What’s the difference between Grafix Matte Dura-Lar and Grafix Drafting Film?
I draw exclusively with colored pencils, and I get this question a lot. The other question people want to know why on earth, after twenty five years of drawing, have I switched from working on paper? The simple answer is that I find this surface much more challenging, satisfying and fun. And I love the way my work looks on it! It’s a perfect match.
While finished pieces on either the Grafix Matte Dura-Lar or Grafix Drafting Film look very similar, the surfaces feel slightly different when drawing on them. The Dura-Lar is smooth as silk, whereas the Drafting Film has a slight bit of resistance. In comparison, the Dura-Lar seems almost slick, and the Drafting Film a bit dryer. Because of this surface difference the Drafting Film will take a few more layers of pigment. Both allow for a crisp and clean appearance. My son calls the look “high definition”! Precisely right!
In this comparison between Dura-Lar, Drafting Film and paper, the same wax based Prismacolor Premier colored pencils were applied in the same order using the same pressure. I only used the front side of the film. It is very hard to see the difference in the two Grafix products; it’s really something you have to feel. The magic of both is that there is no paper texture to deal with! This aspect is extremely freeing and saves time. It is hard to estimate how much time is saved, but to me it feels like an enormous amount.
The intensity of color is another of the many things I love about working on film. Some people get intense color with colored pencils on paper by using the burnishing technique or applying solvents.

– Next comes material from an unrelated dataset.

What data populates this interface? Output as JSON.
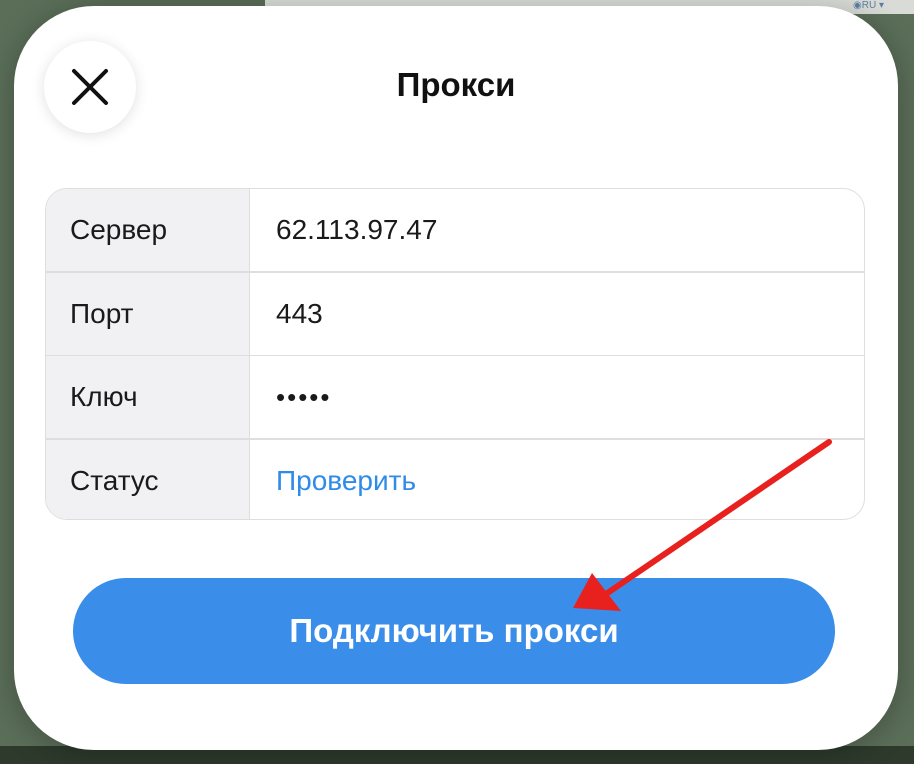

My wrist cannot take the pressure required to burnish (which basically obliterates –therefore flattening – the “tooth” or surface of the paper) and I prefer not to use solvents. This surface allows for packing a powerful punch of color with minimal effort.
In this example, I employed both sides of the films. First I put pigment on the front side of the Dula-Lar, Drafting Film and paper. I then turned the films over, and colored in half of each circle on the back side. It is interesting that the colors on the Dura-Lar are slightly more intense and a bit lighter.
I don’t always use the back side, but it comes in handy in many respects. Sometimes I apply blocks of color similar to a watercolor wash, after which linear details are added on the front. I frequently do most of the drawing on the front, and then use the back side to punch up specific areas that need more oomph. Drawing only on the back can create atmospheric perspective or other interesting effects.
The creation of expressive unbroken lines is pure joy and absolutely my favorite aspect of working on these surfaces. I use a super sharp point and barely touch the surface for spider-thin lines, a dull point for wider lines, or the side of the pencil for a wide swath. I have lately turned to creating solid areas purely with line work. Very interesting things happen when lines are applied on both sides of the film. Here is a comparison of lines on the three surfaces.
In summary, the many advantages of working on either Grafix Dura-Lar or Grafix Drafting film include:
- No paper texture to deal with.
- The pure and intense pencil pigment that is not diluted by any surface tooth.
- Spectacular unbroken lines ranging from extra fine delicate ones created by barely touching the surface with a super sharp point, to varieties of width made by using a dull point or the side of the pencil.
- Ease in transferring drawing guide lines due to the transparency.
Film is not paper, and doesn’t behave like paper. Allow for some time to get the hang of it. In the same way we all prefer one brand of paper over another, you may find you prefer one film over the other, or enjoy working on both. Find what works for you, and have fun experimenting.